While the current avalanche danger away from the ski areas is considerable, that doesn’t mean all of the backcountry is dangerous. Lazar said that those who understand the terrain they’re in and who can spot obvious hazardous zones — including slopes steeper than 30 degrees — can still travel safely in the backcountry.

As winter adventures in the backcountry have become more popular, Colorado Mountain College offers classroom training for those who’d like to head beyond ski area boundaries. The college uses instructional materials from the American Institute for Avalanche Research and Education and runs classes for the institute’s Level 1 and Level 2 certification.

The classes fill fast, and there’s usually a waiting list.

J.C. Norling is an assistant dean and avalanche safety instructor at Colorado Mountain College in Edwards. He said many of the people taking the classes are either already skiing the backcountry or want to venture beyond taking a lift up at Vail, then skiing to the surrounding areas.

Norling said classes start with teaching students how to interpret the information on the Colorado Avalanche Information Center’s web page. That allows people to better understand terms ranging from aspect and elevation to the difference between storm-loaded and wind-loaded snow slabs.

“There’s a lot of wind slab right now on a weak layer,” Norling said.

Safety in the backcountry boils down to applying all that knowledge to understanding problems. From there, skiers need to understand aspect (the direction the slope faces), elevation and slope.

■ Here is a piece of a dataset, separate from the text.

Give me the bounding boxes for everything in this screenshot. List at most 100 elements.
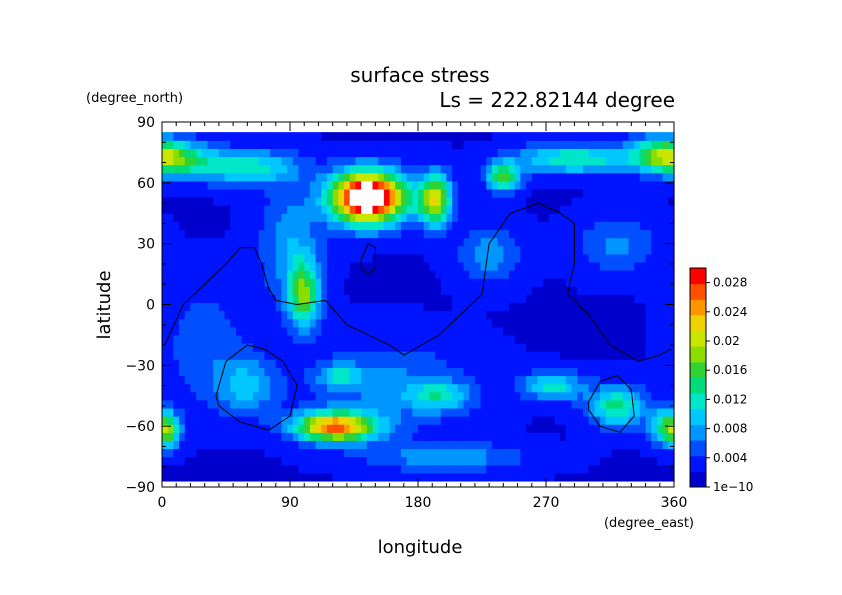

“As a recreational skier, you want to know where the problem is and avoid it,” Norling said.

Recognizing Danger

Right now, slopes greater than 30 degrees, facing north or east, and at or above treeline are all potential problems.

Backcountry users also need to understand the terrain both above and below the paths they’ve chosen, Norling said. Sometimes, avalanche terrain is obvious. But scouting terrain can be tricky — even for experienced backcountry users.

Norling said a common mistake for novices is selection of an uphill path, Norling said. People will sometimes head into a chute or a bowl that could be right in a slide’s path. Norling suggested that people stay on ridgelines as much as possible.

Between informed use of the information center’s web page and good map reading, just about all of a safe trip can be plotted before a skier heads out in the morning, Norling said.

Understanding the gear, the terrain and the information available can make backcountry adventure a lot safer, Norling said. But it’s up to individuals to be respectful, and understand how their actions might affect others in the area.

Knowledge just makes the adventure better, Norling said.

“It’s a great sport,” he said. “People love to be out there. But people need to know it’s OK to say ‘no’ to something they aren’t comfortable with.”